Each experimental condition included 3–12 biological replicates (as indicated in the figure's legend), each performed with 2–5 technical replicates.
RESULTS
3
Cell viability
3.1
For all experimental conditions, except for exposure to 10 μg/mL of LPS for 48 h, no significant changes were observed in cell viability compared to the control group. However, after 48 h exposure of DRG cells at 10 μg/mL of LPS, an increase of 7.5 ± 2.3% in cell viability was observed compared to control cells (p = 0.046) (Figure 1).
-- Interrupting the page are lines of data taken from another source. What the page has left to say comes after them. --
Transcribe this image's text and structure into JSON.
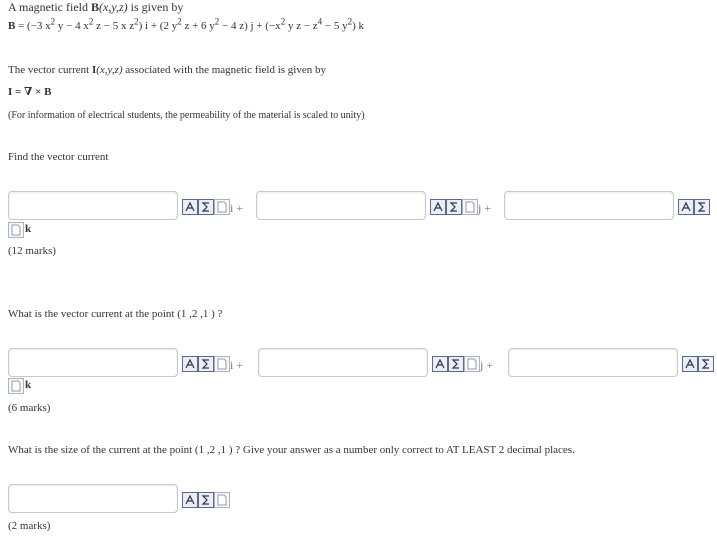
{
  "header": {
    "line1_prefix": "A magnetic field ",
    "line1_field": "B",
    "line1_args": "(x,y,z)",
    "line1_suffix": "  is given by",
    "b_lhs": "B",
    "b_eq": " = (−3 x",
    "b_t1": " y − 4 x",
    "b_t2": " z − 5 x z",
    "b_t3": ") i  +  (2 y",
    "b_t4": " z + 6 y",
    "b_t5": " − 4 z) j  +  (−x",
    "b_t6": " y z − z",
    "b_t7": " − 5 y",
    "b_t8": ") k",
    "sup2": "2",
    "sup4": "4"
  },
  "intro": {
    "sentence_prefix": "The vector current ",
    "sentence_field": "I",
    "sentence_args": "(x,y,z)",
    "sentence_suffix": " associated with the magnetic field is given by",
    "formula": "I = ∇ × B",
    "note": "(For information of electrical students, the permeability of the material is scaled to unity)"
  },
  "q1": {
    "prompt": "Find the vector current",
    "i_label": "i +",
    "j_label": "j +",
    "k_label": "k",
    "marks": "(12 marks)",
    "answers": [
      "",
      "",
      ""
    ]
  },
  "q2": {
    "prompt": "What is the vector current at the point (1 ,2 ,1 ) ?",
    "i_label": "i +",
    "j_label": "j +",
    "k_label": "k",
    "marks": "(6 marks)",
    "answers": [
      "",
      "",
      ""
    ]
  },
  "q3": {
    "prompt": "What is the size of the current at the point (1 ,2 ,1 ) ? Give your answer as a number only correct to AT LEAST 2 decimal places.",
    "marks": "(2 marks)",
    "answer": ""
  },
  "icons": {
    "preview": "formula-preview-icon",
    "sigma": "sigma-icon",
    "note": "page-icon"
  }
}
Viability of DRG cells by MTS assay, after 24 or 48 h of exposure to 0 (n = 12 biological replica); 5 (n = 4 biological replica); 10 (n = 4 biological replica); 50 (n = 6 biological replica); 100 (n = 3 biological replica) μg/mL of LPS. Values are represented as means ± SD. The Kruskal–Wallis test followed by Dunn's post hoc test was used to compare the effects of each LPS concentration with the control at 48 h. p‐values <0.05 are displayed in red on the graphs.
Gene expression
3.2
All experimental conditions did not lead to significant changes in the expression of SOD2, mt‐ND1, mt‐Cox2, mt‐Cox4i1, mt‐ATP6, Fis1, OPA1, Mfn1, Mfn2, Drp1 and Sirt3 transcripts compared to the control group (Figure 2a–k). However, some trends may be described as an increase in mRNA levels of SOD2 and an underexpression of Fis 1, OPA 1, Mfn 2, mt‐ND1, mt‐Cox2, mt‐ATP6 transcripts compared to the control cells (Figure 2l,m). The lack of significant changes may be the result of the high variability of the data.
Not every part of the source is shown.